Wednesday, August 07, 2013

Cellphone Use and Cancer: New Study Suggests a Link


Cellphone Use and Cancer: New Study Suggests a Link



US News 



Whether cellphone use causes cancer is an ongoing question with, as yet, incomplete answers. But a new studymay shed light on the subject with the finding of "oxidative stress" in the saliva of cellphone users.
The experiment, led by Yaniv Hamzany, an ear, nose and throat specialist with Tel Aviv University's Sackler Faculty of Medicine, compared the saliva of 20 heavy cellphone users (those who spoke on their cellphones an average of 30 hours per month) with the saliva of 20 individuals, most of whom are deaf and either don't use a cellphone or use it for non-verbal functions like texting. The results: The heavy cellphone users showed more signs of oxidative stress.
What does that term mean? Essentially, cell damage. More specifically, it's a molecular imbalance between antioxidants and pro-oxidants, or free radicals.
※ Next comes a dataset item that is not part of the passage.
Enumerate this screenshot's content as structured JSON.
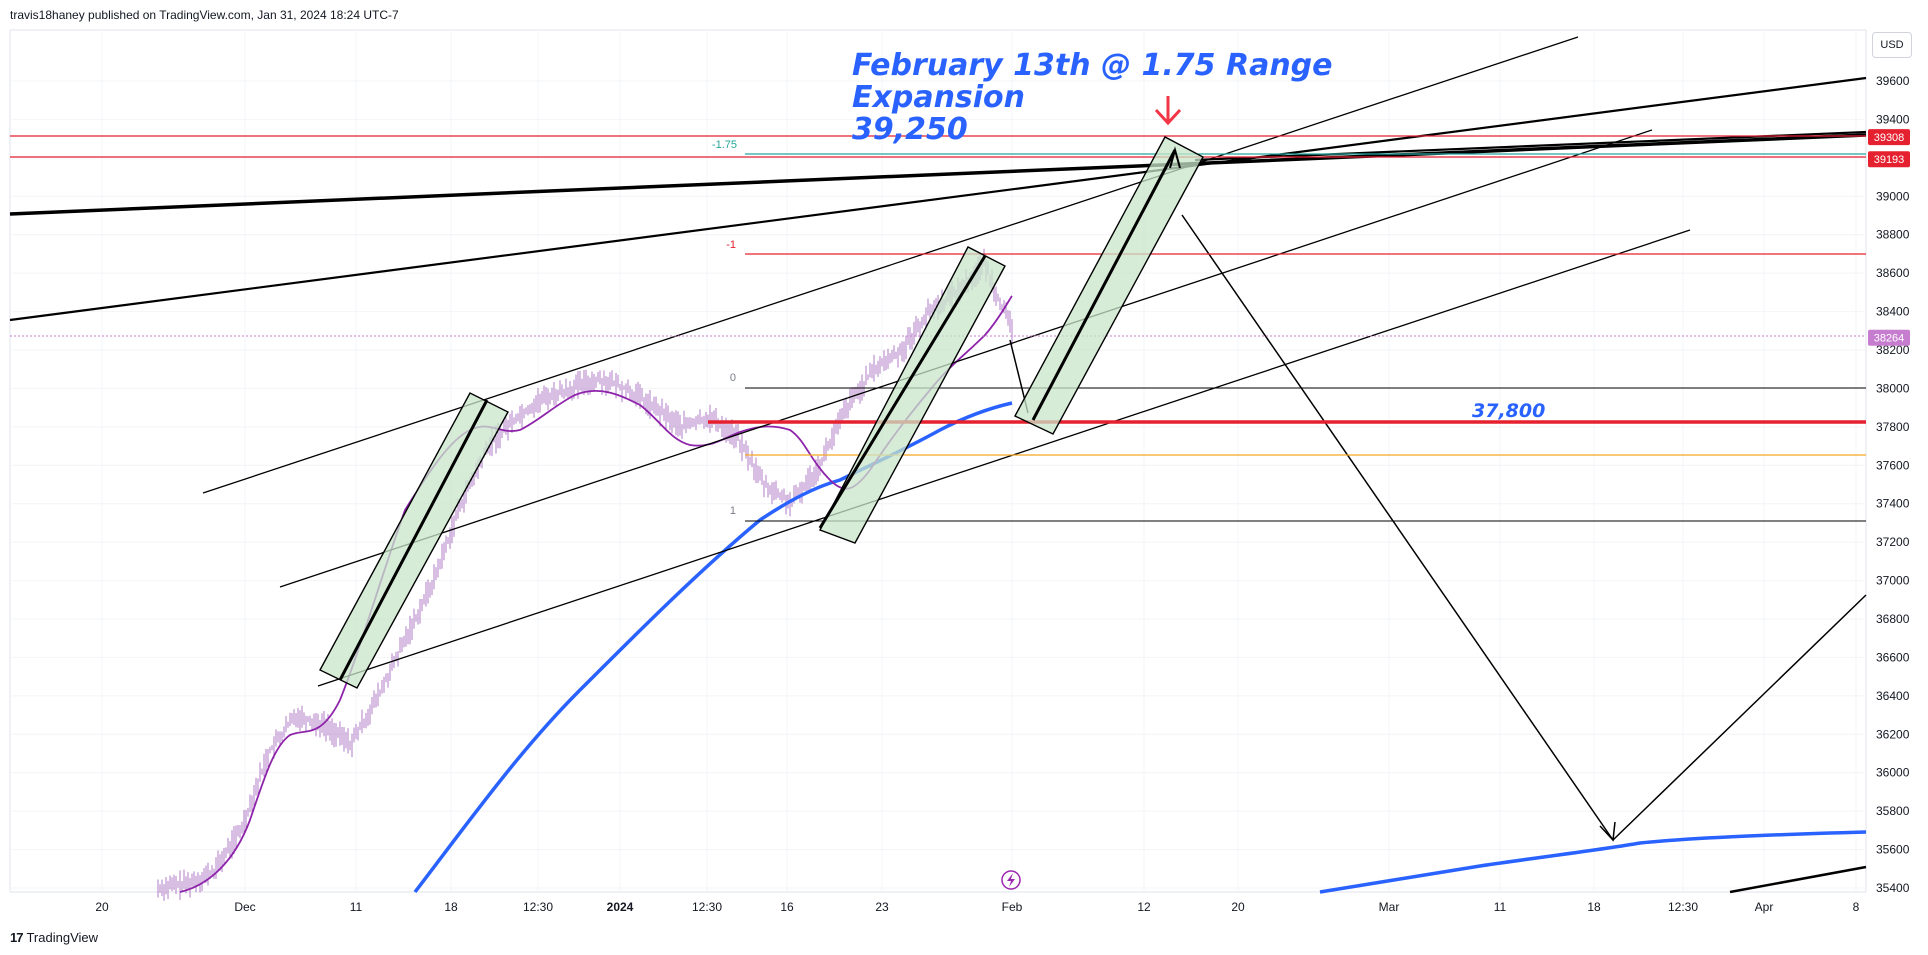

Free radicals are a natural byproduct of metabolism but are also linked with aging and, when they outnumber the antioxidants, cell damage occurs.
Hamzany concludes that exposure to cellphones causes oxidative stress, which harms human cells and DNA and contributes to a "carcinogenic effect." He adds that his study corroborates the results of so many others, which find correlation, not causation, between cellphones and cancer risk. "It does give us an idea of the harmful effect of the telephone," he says, advocating caution rather than discontinuing cellphone use. "Maybe use it less often, maybe not expose children to it," he tells U.S. News. "Maybe there is a kind of additive effect, and in the long run it could cause tumors."
In May 2011, the International Agency for Research on Cancer convened a group of 30 scientists in Lyon, France to review wide-ranging studies on radiofrequency electromagnetic fields, the radiation associated with cellphones. Their conclusion: Cellphones are "possibly carcinogenic to humans," but there is "limited evidence in humans and in experimental animals."
The conclusion took into account an international study, which assessed thousands of people over the course of a decade and found a slightly increased cancer risk among the group with the greatest exposure to cellphones but did not prove a causal connection.
Robert Baan , a toxicologist and biochemist who organized the 2011 researchers, told U.S. News that Hamzany's study would not be a reason to rethink their conclusion. He critiqued the small size and scope of the data, noting, for example, that he would have liked details on the extent of correlation between oxidative stress levels and the most frequent cellphone users, and he expressed concern about the control group. "I don't know if being deaf has other affects on the saliva or on the physiology of the ear in general," he says. Still, Baan says Hamzany's research "raises questions, and it asks for more studies in this direction."
The cancerous threat of cellphones, experts say, may take decades still to determine.
"If there has been exposure to the brain tissue, it may take very, very long before a cancer appears, and it may be there as a tiny little clump of malignant cells [and] 10, 20 or 30 years later, it becomes a tumor that can be very painful," Baan says. Until then, he says people can reduce their exposure by keeping the phone away from the body and using earphones. "Some people say we are too early to really establish the cancer consequences of this type of exposure, so we should be prudent now."
The kind of radiation that causes cancer and is used in radiation therapy is called ionizing, according to the National Institutes of Health's National Cancer Institute. But a link between cancer and non-ionizing radiation, or radiofrequency energy, remains unproven, according to the NCI. And yet, Hamzany's study appears to undercut part of the National Cancer Institute's stance. "It is generally accepted that damage to DNA is necessary for cancer to develop," the institute states on its website."However, radiofrequency energy, unlike ionizing radiation, does not cause DNA damage in cells."
Meanwhile, the U.S. Federal Communications Commission is in the midst of reviewing its safety guidelines for radiofrequency exposure. The current guidelines, based on recommendations from federal health and safety groups like the Environmental Protection Agency and Food and Drug Administration, were adopted in 1996.
"The U.S. has among the most conservative standards in the world," says Neil Grace, FCC senior communication adviser. "As part of our routine review of these standards, which we began last year, we will solicit input from multiple stakeholder experts, including federal health agencies and others, to guide our assessment."
Lori Wirth, medical director of the Center for Head and Neck Cancers at Massachusetts General Hospital, calls Hamzany's data "very interesting and intriguing," but adds that it merits a "healthy amount of caution." "We don't know if there is a direct link between markers of oxidative stress in saliva and the risk of cancer," she says. "We do know that oxidative stress can lead to DNA damage, free radical damage of DNA, and that is one potential mechanism of carcinogenesis."
But the more immediate threat from cellphones, she argues, has nothing to do with cancer, and points instead to the more mundane hazards of distracted driving.
"There's very good data that shows that talking on the phone and texting on the cellphone while driving leads to real death on the road, and that's something that we have direct evidence and direct data on," Wirth says. "Honestly, that's where the real harm from cellphones in our society is coming from."